Report ranges is an underutilized feature of ServiceNow. It allows us to group values like dates, durations and numbers into ranges. This is a much needed functionality if you want to report on numeric data with a wide range of values like reassignment counts, elapsed time or time past since a date.

Say for example that we wanted to look at our open SLA:s to see by how the values of the elapsed percentage. We would create a bar chart grouping the SLA records by “actual elapsed percentage”. It would look something like this:

The report tells us pretty much nothing, there are just too many variations of the value to plot them. This is where report ranges come in.

We find report ranges as its own module in the Reports application:

When we open it, we can see a list of some ranges that come preinstalled. A global range set up for the “sys_created_on” field comes preinstalled. There are also ranges for assessment results.

Setting up a new range

Lets proceed with setting up a new range for elapsed percentage on the task_sla table. Start by clicking “new” to open the form:

Label: The text that will appear on the report axis for the range.
Color: Specify a color in hex format. When using the range in a visualization, like a bar chart, the range will be of this color.
Color name: Pick one of the ServiceNow predefined colors.
Element: The field containing the value to group.
Name: The name of the table the range applies to. We can set this field to “global” if we want the range to apply to all tables with this field. As we saw earlier, the standard settings apply a global range for the “sys_created_on” field of all tables.

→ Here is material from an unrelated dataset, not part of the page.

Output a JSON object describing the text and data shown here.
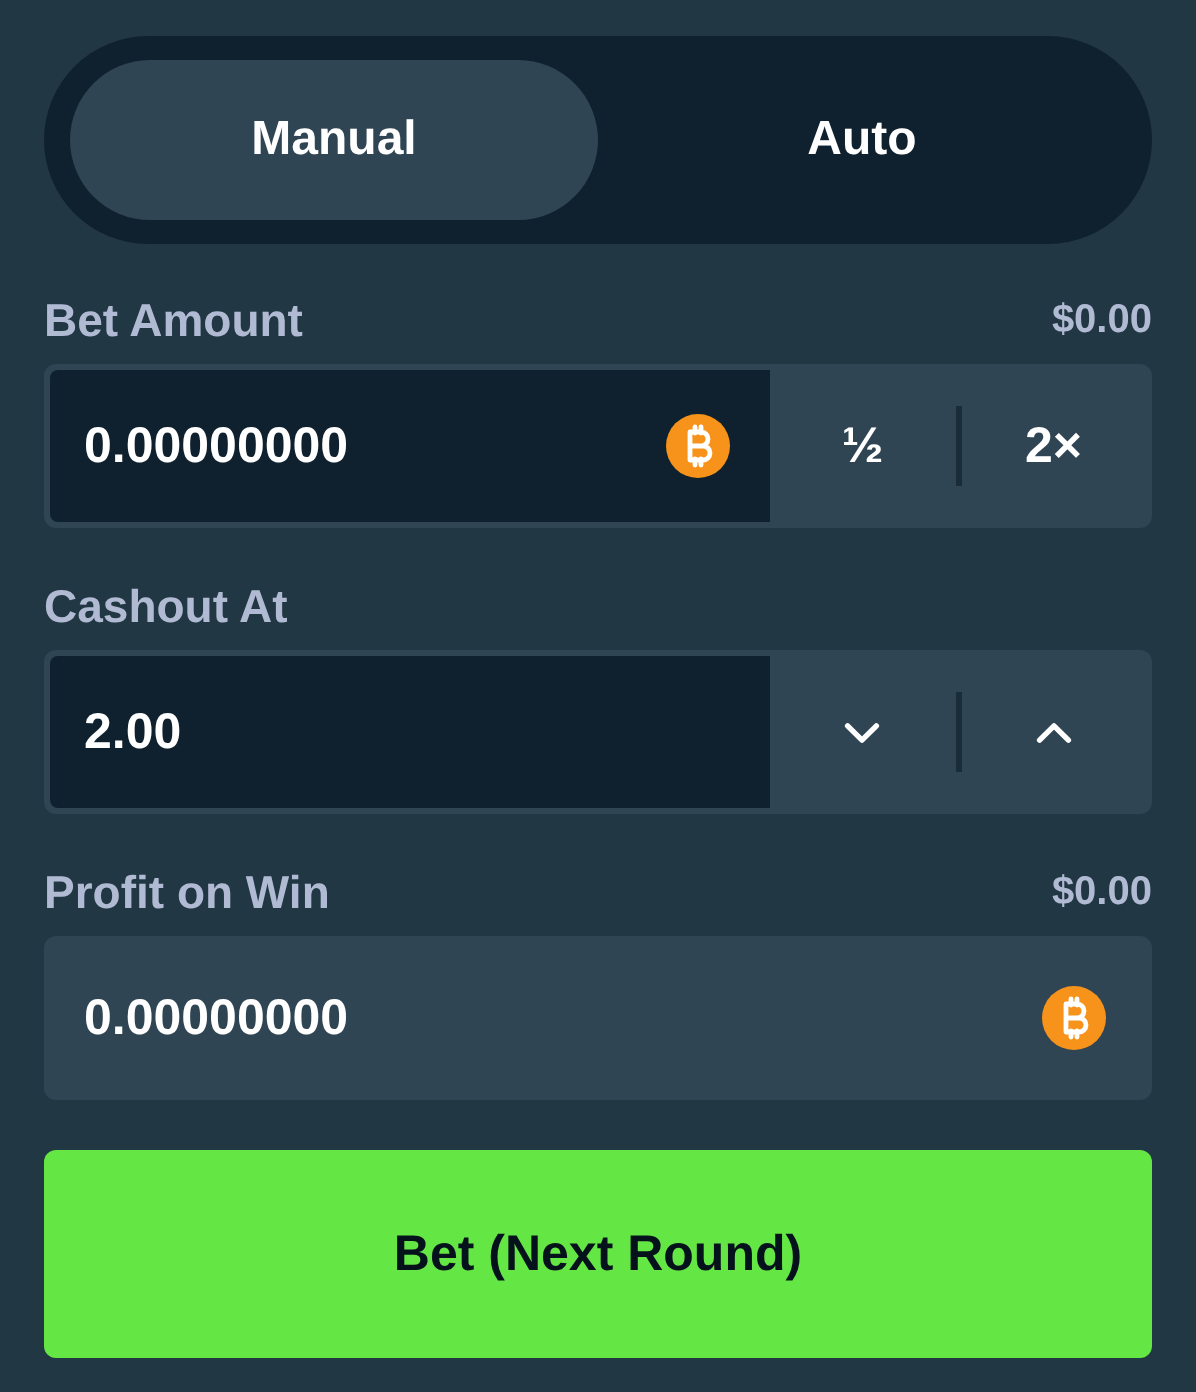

Order: The order field is used to order the ranges. If we have a record with a value that fits into two ranges, it will be grouped into the range with the lowest order value. This field is important since we cannot specify a lower value for our range.
Upper value int: The end of our range. The field only lets us input an integer, meaning a whole number. Decimal numbers can not be specified. If we had two ranges, 50-75 and 75-100, a record with a value of 75.3 would be grouped into the latter range.
Upper value duration: If we were trying to group a date or date-time-field, this would be the field where we specified the end of the range relative to current time. Only dates in the past can be used. For example, we specified the element as the “Opened” field, and the upper value duration as “23 hours, 59 minutes, 59 seconds”, the range would contain all records opened within the last 24 hours.
Value list: This list allows us to specify values that should be grouped. For example if we wanted to group different

Now we’ll set up some more ranges for our elapsed percentage. Notice the use of the order field and the upper value int:


In the last range, we want to include all SLA:s above 100 elapsed percent. We cannot leave the “upper value int” empty though, so we’ll set it to an absurdly high value.

When we run the report again, we get the SLA counts grouped into the ranges we set up. This results in a much more informative report. The individual bars can still be clicked to get to a list view of the underlying data.

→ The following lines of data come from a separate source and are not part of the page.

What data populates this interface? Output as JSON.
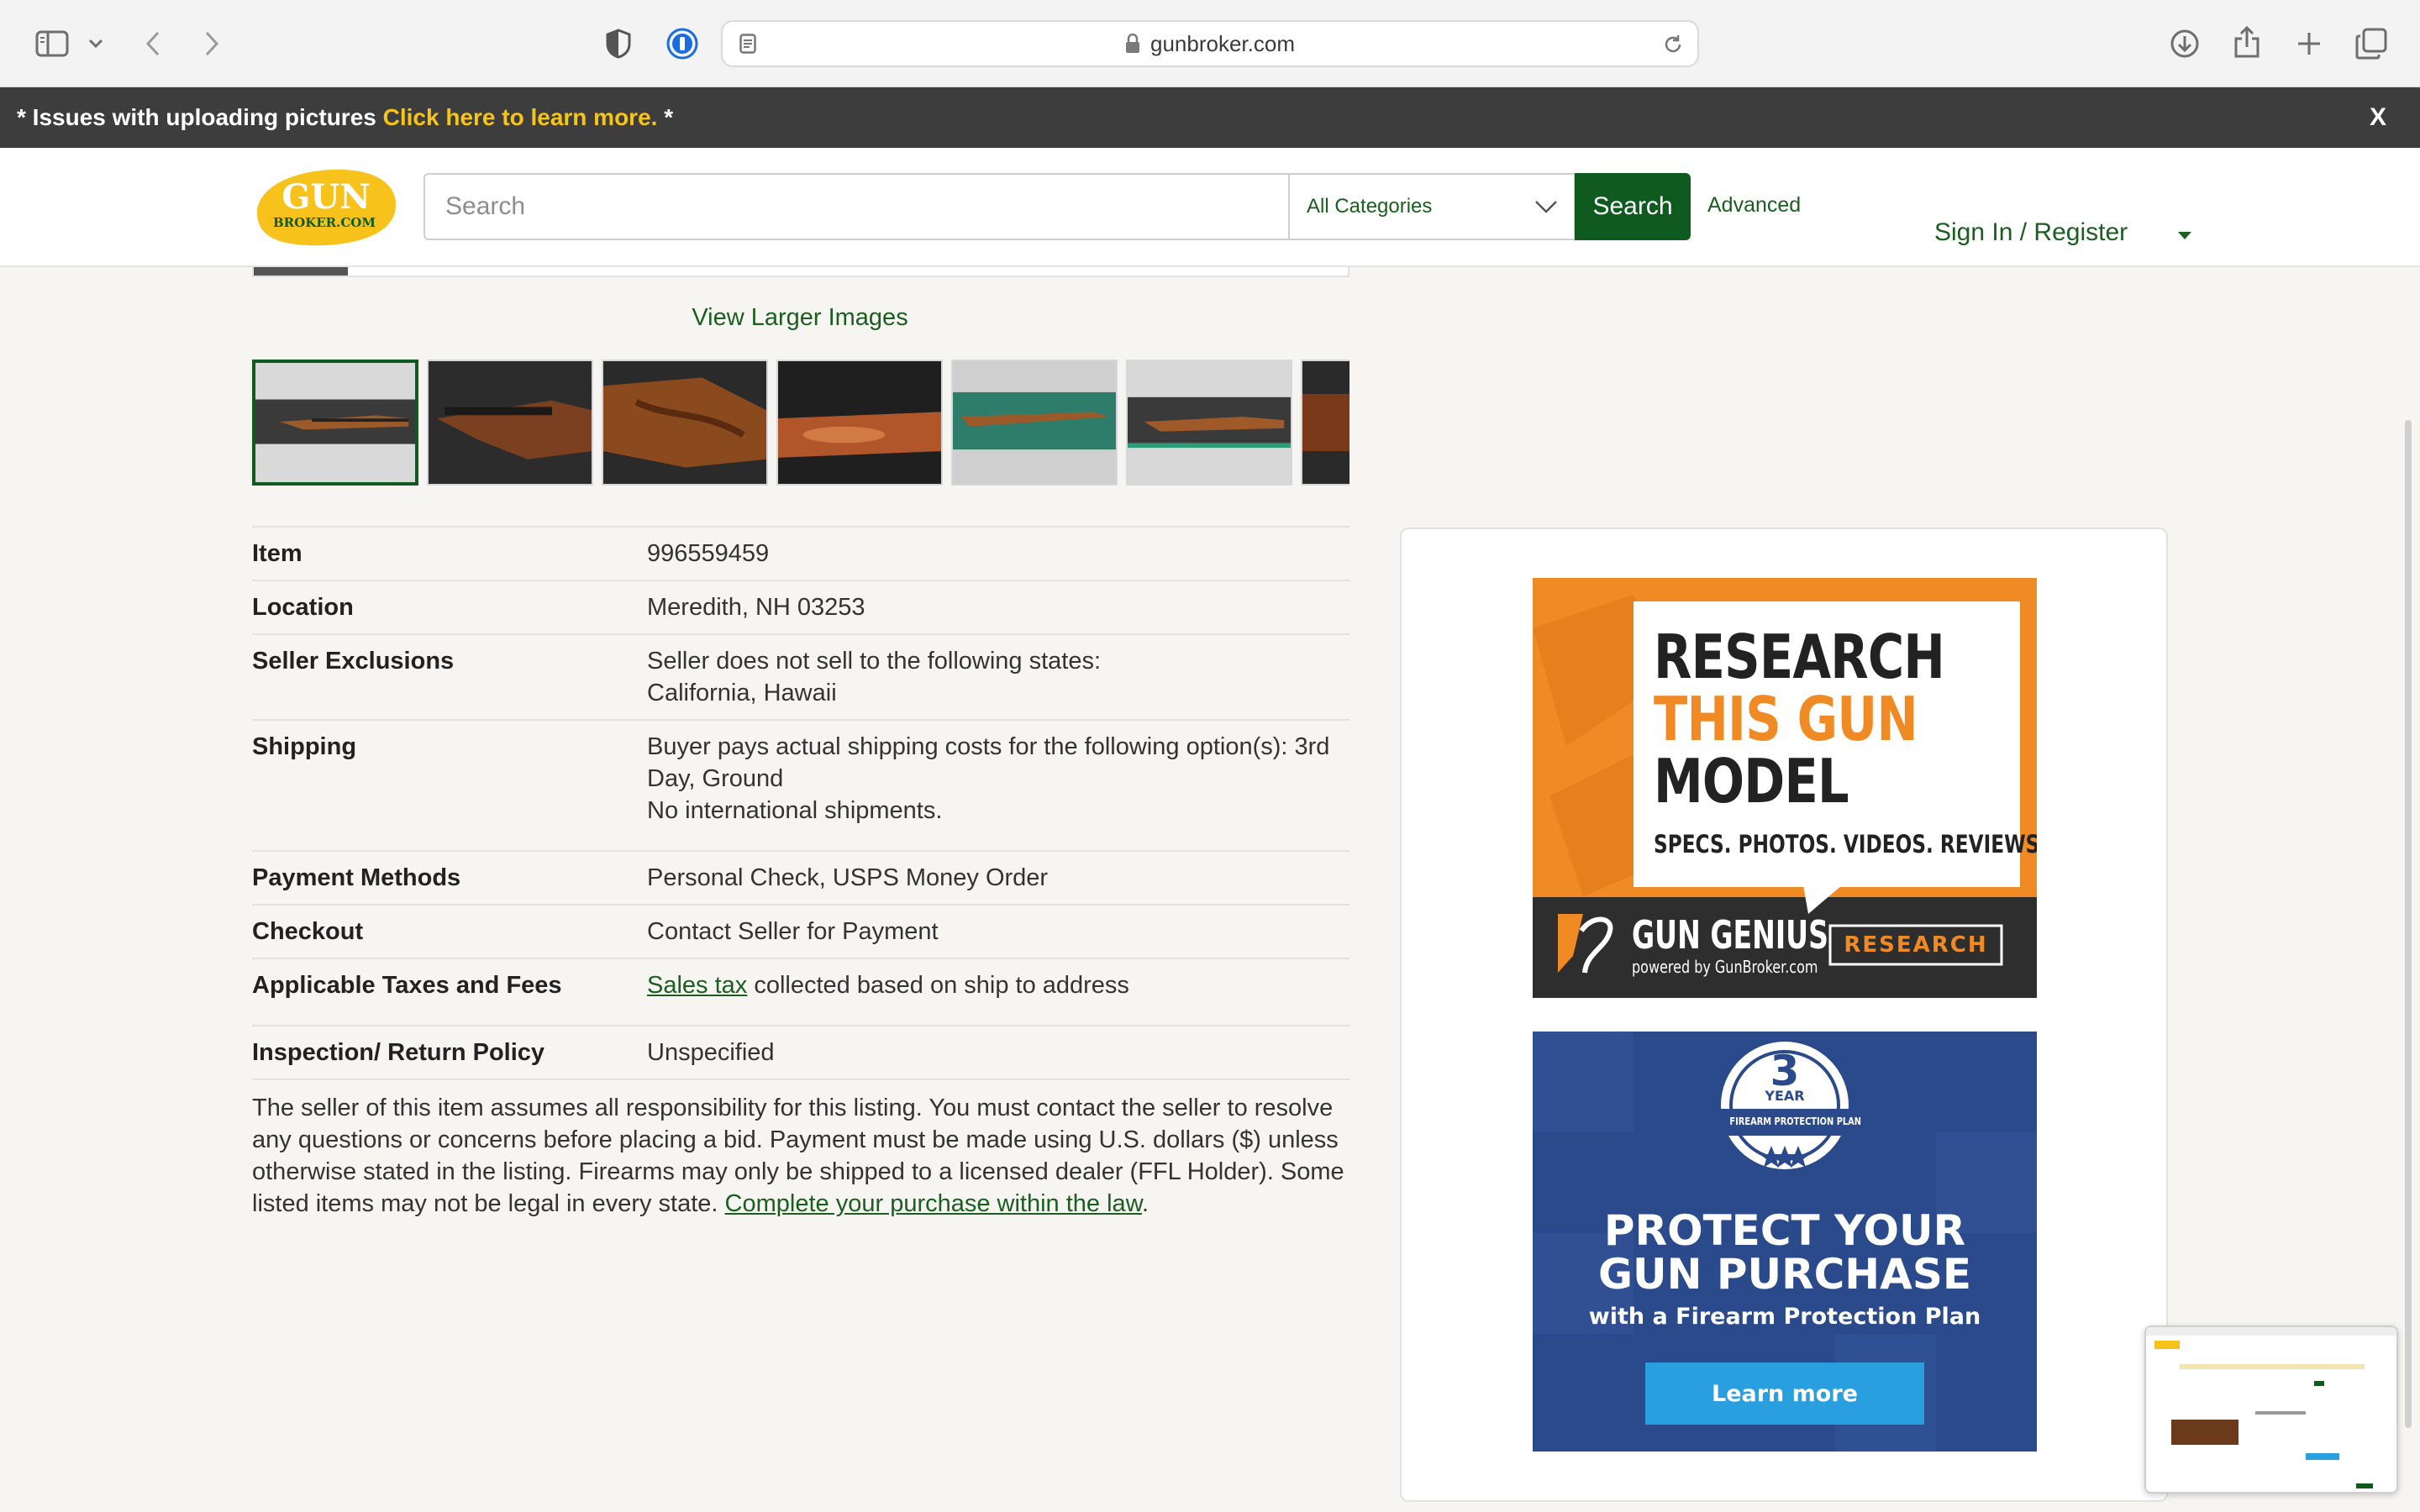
{
  "browser": {
    "url": "gunbroker.com"
  },
  "notice": {
    "prefix": "* Issues with uploading pictures ",
    "link_text": "Click here to learn more.",
    "suffix": " *",
    "close_label": "X"
  },
  "header": {
    "logo_top": "GUN",
    "logo_bottom": "BROKER.COM",
    "search_placeholder": "Search",
    "category_selected": "All Categories",
    "search_button": "Search",
    "advanced_link": "Advanced",
    "sign_in": "Sign In",
    "separator": " / ",
    "register": "Register"
  },
  "gallery": {
    "view_larger": "View Larger Images"
  },
  "details": {
    "item": {
      "label": "Item",
      "value": "996559459"
    },
    "location": {
      "label": "Location",
      "value": "Meredith, NH 03253"
    },
    "seller_exclusions": {
      "label": "Seller Exclusions",
      "line1": "Seller does not sell to the following states:",
      "line2": "California, Hawaii"
    },
    "shipping": {
      "label": "Shipping",
      "line1": "Buyer pays actual shipping costs for the following option(s): 3rd Day, Ground",
      "line2": "No international shipments."
    },
    "payment": {
      "label": "Payment Methods",
      "value": "Personal Check, USPS Money Order"
    },
    "checkout": {
      "label": "Checkout",
      "value": "Contact Seller for Payment"
    },
    "taxes": {
      "label": "Applicable Taxes and Fees",
      "link": "Sales tax",
      "rest": " collected based on ship to address"
    },
    "inspection": {
      "label": "Inspection/ Return Policy",
      "value": "Unspecified"
    }
  },
  "disclaimer": {
    "text": "The seller of this item assumes all responsibility for this listing. You must contact the seller to resolve any questions or concerns before placing a bid. Payment must be made using U.S. dollars ($) unless otherwise stated in the listing. Firearms may only be shipped to a licensed dealer (FFL Holder). Some listed items may not be legal in every state. ",
    "link": "Complete your purchase within the law",
    "end": "."
  },
  "ads": {
    "research": {
      "line1": "RESEARCH",
      "line2": "THIS GUN",
      "line3": "MODEL",
      "tagline": "SPECS. PHOTOS. VIDEOS. REVIEWS.",
      "brand": "GUN GENIUS",
      "powered": "powered by GunBroker.com",
      "button": "RESEARCH"
    },
    "protect": {
      "badge_number": "3",
      "badge_year": "YEAR",
      "badge_plan": "FIREARM PROTECTION PLAN",
      "headline1": "PROTECT YOUR",
      "headline2": "GUN PURCHASE",
      "subline": "with a Firearm Protection Plan",
      "button": "Learn more"
    }
  },
  "colors": {
    "brand_green": "#0f5b1f",
    "link_green": "#1b5e20",
    "notice_bg": "#3d3d3d",
    "notice_link": "#f5c518",
    "logo_yellow": "#f6c21b",
    "ad_orange": "#f08a24",
    "ad_blue": "#2b4a8b"
  }
}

The bad thing about report ranges and a work-around

One problem with report ranges is that once they’re set up, they are mandatory. You cannot chose different report ranges, or remove them. They will be applied to all reports grouping the field that they are set up for, including existing reports.

Say for example that someone wanted to group the open SLAs into bigger ranges, perhaps by an interval of 25% instead of 10%. They would not be able to do so. Multiple report ranges cannot be setup for the same field on the same table.

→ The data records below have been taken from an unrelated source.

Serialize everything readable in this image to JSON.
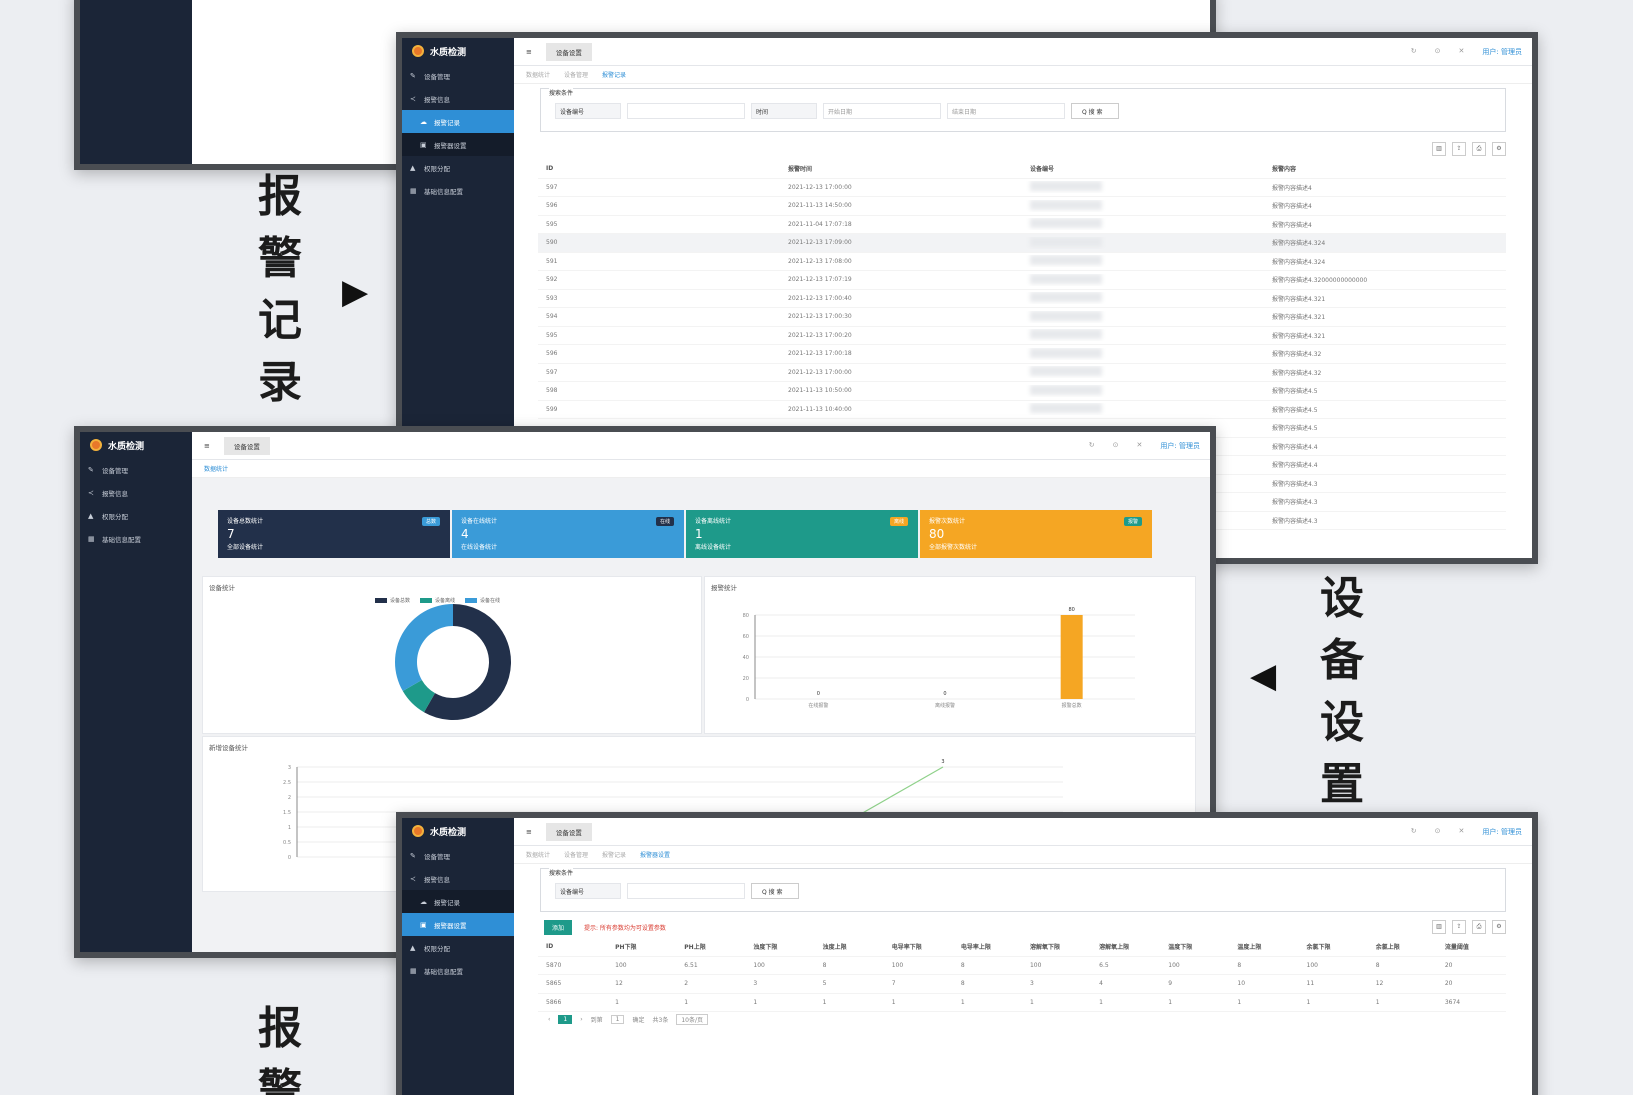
{
  "captions": {
    "alarm_record": [
      "报",
      "警",
      "记",
      "录"
    ],
    "device_settings": [
      "设",
      "备",
      "设",
      "置"
    ],
    "alarm_bottom": [
      "报",
      "警"
    ]
  },
  "app": {
    "title": "水质检测",
    "nav": [
      "设备管理",
      "报警信息",
      "报警记录",
      "报警器设置",
      "权限分配",
      "基础信息配置"
    ],
    "tab_home": "≡",
    "tab_active": "设备设置",
    "user": "用户: 管理员",
    "window_icons": [
      "↻",
      "⊙",
      "✕",
      "⋮"
    ]
  },
  "alarm_window": {
    "breadcrumbs": [
      "数据统计",
      "设备管理",
      "报警记录"
    ],
    "filter_title": "搜索条件",
    "filter_device_label": "设备编号",
    "filter_time_label": "时间",
    "filter_start": "开始日期",
    "filter_end": "结束日期",
    "search_button": "Q 搜 索",
    "columns": [
      "ID",
      "报警时间",
      "设备编号",
      "报警内容"
    ],
    "rows": [
      [
        "597",
        "2021-12-13 17:00:00",
        "",
        "报警内容描述4"
      ],
      [
        "596",
        "2021-11-13 14:50:00",
        "",
        "报警内容描述4"
      ],
      [
        "595",
        "2021-11-04 17:07:18",
        "",
        "报警内容描述4"
      ],
      [
        "590",
        "2021-12-13 17:09:00",
        "",
        "报警内容描述4.324"
      ],
      [
        "591",
        "2021-12-13 17:08:00",
        "",
        "报警内容描述4.324"
      ],
      [
        "592",
        "2021-12-13 17:07:19",
        "",
        "报警内容描述4.32000000000000"
      ],
      [
        "593",
        "2021-12-13 17:00:40",
        "",
        "报警内容描述4.321"
      ],
      [
        "594",
        "2021-12-13 17:00:30",
        "",
        "报警内容描述4.321"
      ],
      [
        "595",
        "2021-12-13 17:00:20",
        "",
        "报警内容描述4.321"
      ],
      [
        "596",
        "2021-12-13 17:00:18",
        "",
        "报警内容描述4.32"
      ],
      [
        "597",
        "2021-12-13 17:00:00",
        "",
        "报警内容描述4.32"
      ],
      [
        "598",
        "2021-11-13 10:50:00",
        "",
        "报警内容描述4.5"
      ],
      [
        "599",
        "2021-11-13 10:40:00",
        "",
        "报警内容描述4.5"
      ]
    ],
    "extra_contents": [
      "报警内容描述4.5",
      "报警内容描述4.4",
      "报警内容描述4.4",
      "报警内容描述4.3",
      "报警内容描述4.3",
      "报警内容描述4.3"
    ]
  },
  "dashboard": {
    "breadcrumbs": [
      "数据统计"
    ],
    "cards": [
      {
        "title": "设备总数统计",
        "value": "7",
        "sub": "全部设备统计",
        "badge": "总数",
        "color": "#22304a"
      },
      {
        "title": "设备在线统计",
        "value": "4",
        "sub": "在线设备统计",
        "badge": "在线",
        "color": "#3a9bd8"
      },
      {
        "title": "设备离线统计",
        "value": "1",
        "sub": "离线设备统计",
        "badge": "离线",
        "color": "#1e9a8a"
      },
      {
        "title": "报警次数统计",
        "value": "80",
        "sub": "全部报警次数统计",
        "badge": "报警",
        "color": "#f5a623"
      }
    ],
    "pie_title": "设备统计",
    "pie_legend": [
      "设备总数",
      "设备离线",
      "设备在线"
    ],
    "bar_title": "报警统计",
    "line_title": "新增设备统计"
  },
  "settings_window": {
    "breadcrumbs": [
      "数据统计",
      "设备管理",
      "报警记录",
      "报警器设置"
    ],
    "filter_title": "搜索条件",
    "filter_device_label": "设备编号",
    "search_button": "Q 搜 索",
    "add_button": "添加",
    "note": "提示: 所有参数均为可设置参数",
    "columns": [
      "ID",
      "PH下限",
      "PH上限",
      "浊度下限",
      "浊度上限",
      "电导率下限",
      "电导率上限",
      "溶解氧下限",
      "溶解氧上限",
      "温度下限",
      "温度上限",
      "余氯下限",
      "余氯上限",
      "流量阈值"
    ],
    "rows": [
      [
        "5870",
        "100",
        "6.51",
        "100",
        "8",
        "100",
        "8",
        "100",
        "6.5",
        "100",
        "8",
        "100",
        "8",
        "20"
      ],
      [
        "5865",
        "12",
        "2",
        "3",
        "5",
        "7",
        "8",
        "3",
        "4",
        "9",
        "10",
        "11",
        "12",
        "20"
      ],
      [
        "5866",
        "1",
        "1",
        "1",
        "1",
        "1",
        "1",
        "1",
        "1",
        "1",
        "1",
        "1",
        "1",
        "3674"
      ]
    ],
    "pager": {
      "current": "1",
      "goto": "到第",
      "page": "1",
      "confirm": "确定",
      "total": "共3条",
      "size": "10条/页"
    }
  },
  "chart_data": [
    {
      "type": "pie",
      "title": "设备统计",
      "categories": [
        "设备总数",
        "设备离线",
        "设备在线"
      ],
      "values": [
        7,
        1,
        4
      ]
    },
    {
      "type": "bar",
      "title": "报警统计",
      "categories": [
        "在线报警",
        "离线报警",
        "报警总数"
      ],
      "values": [
        0,
        0,
        80
      ],
      "ylim": [
        0,
        80
      ],
      "yticks": [
        "0",
        "20",
        "40",
        "60",
        "80"
      ],
      "data_labels": [
        "0",
        "0",
        "80"
      ]
    },
    {
      "type": "line",
      "title": "新增设备统计",
      "yticks": [
        "0",
        "0.5",
        "1",
        "1.5",
        "2",
        "2.5",
        "3"
      ],
      "peak_label": "3"
    }
  ]
}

One way to get around this is by leveraging database views. A database view is usually a join between multiple tables, but it doesn’t have to be. If we only provide one input table to the view, it acts as a kind of table alias that can have its own reporting ranges. Unfortunately this leads to a lot of database views being created so it’s not an optimal solution, but it is a solution.

We’ll demonstrate with a database view created like this:

And then set up new report ranges with a 25% interval:

We can now create a new report based on the database view, and our new 25% range will be applied:

This means that multiple widgets grouped by different report ranges in the same dashboard:

Grouping with Value List

The value list in the range form also gives us some nice options. For example, an incident can be resolved using one of multiple resolution codes.

We could build a report and group it by this field:

But if we want an overview rather than a detailed view we could group these codes into ranges:

Now when we create a chart and group the incidents on resolve code, we get the following graph:

Remember, this report range will apply to all future and existing reports based on this field. So for fields commonly used in reporting, create a database view and build the ranges against that so you don’t unnecessarily limit the reporting options.